Дело Саввы Морозова - страница 16
На звонок из тяжелой двери выглянул слуга, поклонился:
– Чем могу-с?
– Доложи-ка, братец, что к Савве Тимофеевичу приехали господа Станиславский и Немирович-Данченко, – доброжелательно, хоть и несколько свысока велел бородатый.
– Слушаю-с, – слуга снова поклонился, открыл двери перед гостями. – Прошу.
Войдя в дом, они задрали головы и застыли в оцепенении. Дом изнутри был охвачен золотым сиянием, в электрическом свете загадочно голубели изукрашенные стены.
– М-да, – наконец проговорил Станиславский, – это не дом, это какое-то палаццо венецианских дожей. Роскошь неимоверная.
– Скорее уж пещера Аладдина, – отвечал Немирович, оглаживая бороду. – Впрочем, официально, кажется, все это называется модерн и английская неоготика.
– Чувствую, ничего мы здесь не получим, – хмуро заметил Станиславский. – Вероятно, все деньги хозяин потратил на обустройство своего дворца. Ах, Владимир Иванович, как же это будет плохо! Не знаю, как для вас, а для меня остаться без театра – смерти подобно. А впрочем, я все уже сказал. Положимся же на волю Божью, а там будь что будет.
Немирович, однако, просил его не волноваться раньше времени – есть у него кое-какие аргументы для Саввы Тимофеевича. Спустя пару минут явился и сам Морозов – в домашнем халате, но в выходных туфлях. Его узкие монгольские глаза сияли любопытством и, как показалось гостям, удовольствием. Мануфактур-советник был человек увлекающийся и неравнодушный к славе, а о Немировиче и Станиславском, а больше всего о создаваемом ими Общедоступном театре давно уже ходили по Москве самые интригующие слухи.
Прошли в гостиную, гости расположились на креслах, хозяин же уселся на стул, лицо его выражало какой-то лукавый интерес, как будто бы он уже догадался, зачем пришли нежданные гости. Догадаться, впрочем, было немудрено: к миллионщику Морозову люди ходили обычно за одним – за деньгами. Это обыкновение окружающих мануфактур-советник принимал философски, хотя иногда оно вызывало у него раздражение, и тогда просители уходили не только без денег, но и с серьезным моральным ущербом.

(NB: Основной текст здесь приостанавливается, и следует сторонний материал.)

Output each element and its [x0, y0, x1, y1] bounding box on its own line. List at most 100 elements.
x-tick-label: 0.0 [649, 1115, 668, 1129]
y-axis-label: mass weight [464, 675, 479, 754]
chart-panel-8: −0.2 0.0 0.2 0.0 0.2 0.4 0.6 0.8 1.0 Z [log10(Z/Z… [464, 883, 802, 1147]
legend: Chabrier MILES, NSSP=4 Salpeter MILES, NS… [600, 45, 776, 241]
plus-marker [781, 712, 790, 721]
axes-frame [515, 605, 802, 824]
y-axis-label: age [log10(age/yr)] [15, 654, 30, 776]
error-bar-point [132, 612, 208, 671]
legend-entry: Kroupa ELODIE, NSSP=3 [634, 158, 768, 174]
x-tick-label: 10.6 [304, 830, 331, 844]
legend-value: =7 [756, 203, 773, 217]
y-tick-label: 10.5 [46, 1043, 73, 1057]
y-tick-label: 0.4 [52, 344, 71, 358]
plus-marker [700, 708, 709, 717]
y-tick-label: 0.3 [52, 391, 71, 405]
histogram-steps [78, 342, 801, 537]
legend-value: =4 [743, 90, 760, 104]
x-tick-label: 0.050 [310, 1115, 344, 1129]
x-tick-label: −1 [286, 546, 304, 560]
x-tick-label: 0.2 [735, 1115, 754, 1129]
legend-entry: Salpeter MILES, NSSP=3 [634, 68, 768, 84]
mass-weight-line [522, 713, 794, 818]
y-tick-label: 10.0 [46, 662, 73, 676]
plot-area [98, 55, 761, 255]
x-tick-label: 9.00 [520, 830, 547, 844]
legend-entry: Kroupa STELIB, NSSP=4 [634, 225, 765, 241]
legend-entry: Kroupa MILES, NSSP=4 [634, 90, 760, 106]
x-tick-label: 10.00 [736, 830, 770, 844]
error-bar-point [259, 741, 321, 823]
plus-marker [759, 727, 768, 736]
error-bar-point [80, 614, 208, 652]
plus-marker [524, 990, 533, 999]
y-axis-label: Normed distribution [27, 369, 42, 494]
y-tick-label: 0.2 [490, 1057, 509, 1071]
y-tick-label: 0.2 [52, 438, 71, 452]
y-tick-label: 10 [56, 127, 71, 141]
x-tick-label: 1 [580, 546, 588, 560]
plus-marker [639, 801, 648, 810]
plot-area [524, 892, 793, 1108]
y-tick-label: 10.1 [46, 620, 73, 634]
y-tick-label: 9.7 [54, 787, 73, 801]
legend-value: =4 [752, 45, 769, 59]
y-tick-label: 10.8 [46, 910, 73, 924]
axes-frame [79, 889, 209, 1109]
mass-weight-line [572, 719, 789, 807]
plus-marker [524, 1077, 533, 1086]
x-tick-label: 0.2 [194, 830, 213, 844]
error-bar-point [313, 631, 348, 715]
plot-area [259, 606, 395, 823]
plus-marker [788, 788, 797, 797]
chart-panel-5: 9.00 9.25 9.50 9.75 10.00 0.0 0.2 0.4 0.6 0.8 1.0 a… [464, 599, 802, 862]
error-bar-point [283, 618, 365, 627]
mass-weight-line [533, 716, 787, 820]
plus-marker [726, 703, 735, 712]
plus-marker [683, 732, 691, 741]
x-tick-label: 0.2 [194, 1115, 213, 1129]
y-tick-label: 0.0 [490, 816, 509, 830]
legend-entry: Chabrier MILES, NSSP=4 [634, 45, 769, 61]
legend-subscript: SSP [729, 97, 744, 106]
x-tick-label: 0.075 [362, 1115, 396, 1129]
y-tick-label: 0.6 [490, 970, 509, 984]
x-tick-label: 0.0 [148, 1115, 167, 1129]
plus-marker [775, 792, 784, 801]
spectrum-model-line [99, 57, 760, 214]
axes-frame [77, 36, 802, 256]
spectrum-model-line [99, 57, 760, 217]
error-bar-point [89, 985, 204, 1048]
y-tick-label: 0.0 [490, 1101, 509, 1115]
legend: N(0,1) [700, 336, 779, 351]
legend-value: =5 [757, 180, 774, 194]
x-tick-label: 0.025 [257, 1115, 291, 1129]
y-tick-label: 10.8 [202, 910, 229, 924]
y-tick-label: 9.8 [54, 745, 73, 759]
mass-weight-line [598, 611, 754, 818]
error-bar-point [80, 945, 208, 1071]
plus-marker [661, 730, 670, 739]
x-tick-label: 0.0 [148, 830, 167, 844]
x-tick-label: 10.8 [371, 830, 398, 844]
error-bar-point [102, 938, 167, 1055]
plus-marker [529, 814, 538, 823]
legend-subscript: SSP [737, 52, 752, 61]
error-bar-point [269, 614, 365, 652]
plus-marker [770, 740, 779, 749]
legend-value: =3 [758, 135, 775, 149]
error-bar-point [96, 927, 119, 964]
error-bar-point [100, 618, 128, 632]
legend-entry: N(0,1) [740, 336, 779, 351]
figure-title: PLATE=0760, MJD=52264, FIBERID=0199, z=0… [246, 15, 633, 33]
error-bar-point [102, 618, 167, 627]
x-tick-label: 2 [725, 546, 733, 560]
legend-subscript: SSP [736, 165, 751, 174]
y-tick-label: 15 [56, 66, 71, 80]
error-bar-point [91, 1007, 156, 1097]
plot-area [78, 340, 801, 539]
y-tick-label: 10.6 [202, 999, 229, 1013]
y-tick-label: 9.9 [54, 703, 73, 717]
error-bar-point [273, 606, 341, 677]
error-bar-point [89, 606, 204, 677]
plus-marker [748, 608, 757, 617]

– Кто мне поперек дороги станет – перееду не задумываясь, – говаривал он иногда.
Впрочем, это была чистая риторика: несмотря на силу свою и могущество, никого Савва Тимофеевич до сих пор, кажется, так и не переехал, хотя имел для этого все возможности. Если уж человек совсем ему не нравился, Морозов использовал сарказм и яд, которого в нем хватило бы на добрую ехидну. Правда, людей искусства это обычно не касалось, их он любил, к ним был ласков, терпелив, а на некоторых смотрел даже снизу вверх. Однако любовь любовью, а денежки, известное дело, врозь.
– Так чем обязан, господа? – спросил он, поглядывая на гостей сквозь лукавые и узкие свои, словно бойницы, глаза, которые на полном его лице казались еще уже и еще лукавее.
– Мы к вам, Савва Тимофеевич, за долгом явились, – степенно проговорил Немирович и огладил бороду, словно старинный купец из какой-то оперы.
Горизонтальная морщина пересекла лоб мануфактур-советника.
– За долгом? – спросил он с недоумением. – Извольте, господа. Хотя, воля ваша, я что-то не припомню никакого долга…
– Ну как же не припомните, – с шутливой укоризной попенял ему Владимир Иванович. – Года два назад был благотворительный спектакль, где я с учениками ставил пьесу «Три смерти». Мы с вами тогда случайно пересеклись, и я вам предложил взять у меня два билета. Вы с охотою их приняли, но оговорились, что у вас нет с собой денег. Я тогда ответил: «Пожалуйста, пусть десять рублей будут за вами; все-таки довольно любопытно, что мне, так сказать, интеллигентному пролетарию, миллионер Морозов состоит должником».